I wanted to beg him for permission to speak, but I was afraid to do so. I wanted to beg his forgiveness for having cried out in my native language. After all, it would not be his language, and his language must now be my language. Our language must become that of the rights holders.

I heard the animal growl, a low, rumbling noise, and sensed it move forward another step.

I looked up, again, and then, frightened, knelt forward, putting my head to the stone flooring, my palms, too, down on the stone, in a common attitude of obeisance.

I trembled.

“Look up,” said he, in his language.

I looked up, frightened, crouching before him then on all fours. I did this immediately. He was the sort of man, like so many on this world, whom a woman obeys instantly.
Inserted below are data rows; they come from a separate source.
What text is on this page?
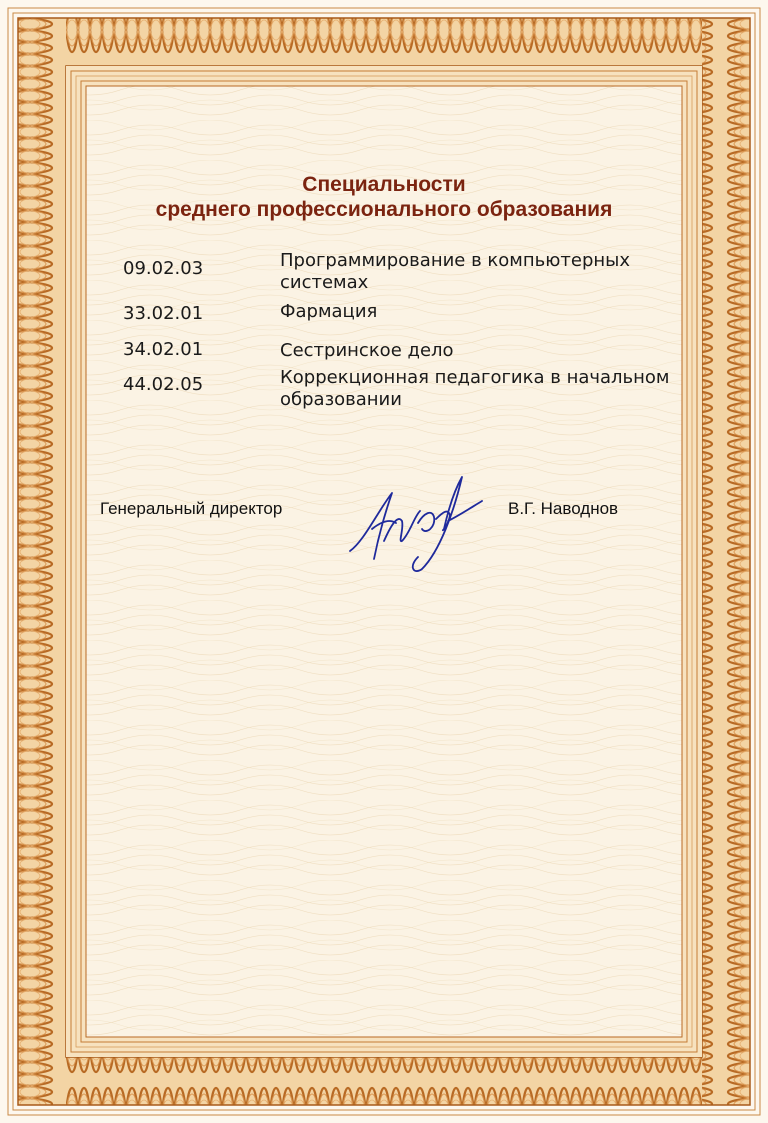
Специальности
среднего профессионального образования
09.02.03	Программирование в компьютерных системах
33.02.01	Фармация
34.02.01	Сестринское дело
44.02.05	Коррекционная педагогика в начальном образовании

Генеральный директор	В.Г. Наводнов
Two gestures then did he make, in quick succession, the first indicating the left shoulder where, had I been tunicked in that fashion, there would have been a disrobing loop, and the second indicating, fingers spread, palms down, the floor. Instantly I drew the tunic over my head, stripping myself before him, and turned about, and put myself to my belly, legs and arms spread widely, spread-eagled.

I lay there thustly for some moments, regarded.

Then I sobbed as I felt the snout of the beast, prodding, rude, inquisitive, cold, pushing about my body.

“Do not move,” he said.

As if I could have moved!

“May I speak? May I speak!” I begged.

“No,” he said.

I sobbed, silenced.

“He is not really taking your scent,” he said. “He is only curious about you.”

I trembled, under the investigation of the beast. I smelled its fetid breath.

“Later,” he said, “once you have been named, you will be introduced to our pets in the sleen pens.”

I did not understand this at the time, but it would later become all too clear. The name is, of course, important, as it serves, in conjunction with other signals, to direct and target a hunt.

I did understand, of course, that I did not have, as of now, a name. I might as well have been then, I realized, in a collar. Any possible doubts as to my status had been dissipated. My brand was as meaningful as ever. It remained in full effect.

I felt his hand on my body.

I lifted it a little, to him, placatingly.

“Kajira,” he chuckled.

That is one of the words in the language of the rights holders for women such as I. Indeed, as I have suggested, it is by far the most common word in their language for women such as I. The first worlds I had been taught on this world were “La kajira.” — “I am a kajira.” — “I am a slave girl.”

He took the tunic I had discarded and folded it in small squares.

I had not been given permission to speak, and had thus not been permitted to beg forgiveness for having cried out in my native tongue. On the other hand, it seemed he had chosen to overlook my outburst.

I had, at any rate, not been kicked or cuffed.

I assumed he would have known, even before coming to the cell, that I was not from this world. And my outburst, under the circumstances, his sudden appearance, the noise, the beast, and such, certainly would have been an innocent enough one, a natural enough one.

To be sure, eventually, even such outbursts, I had little doubt, would be uttered in the language of the rights holders, that language, too, later, having become mine.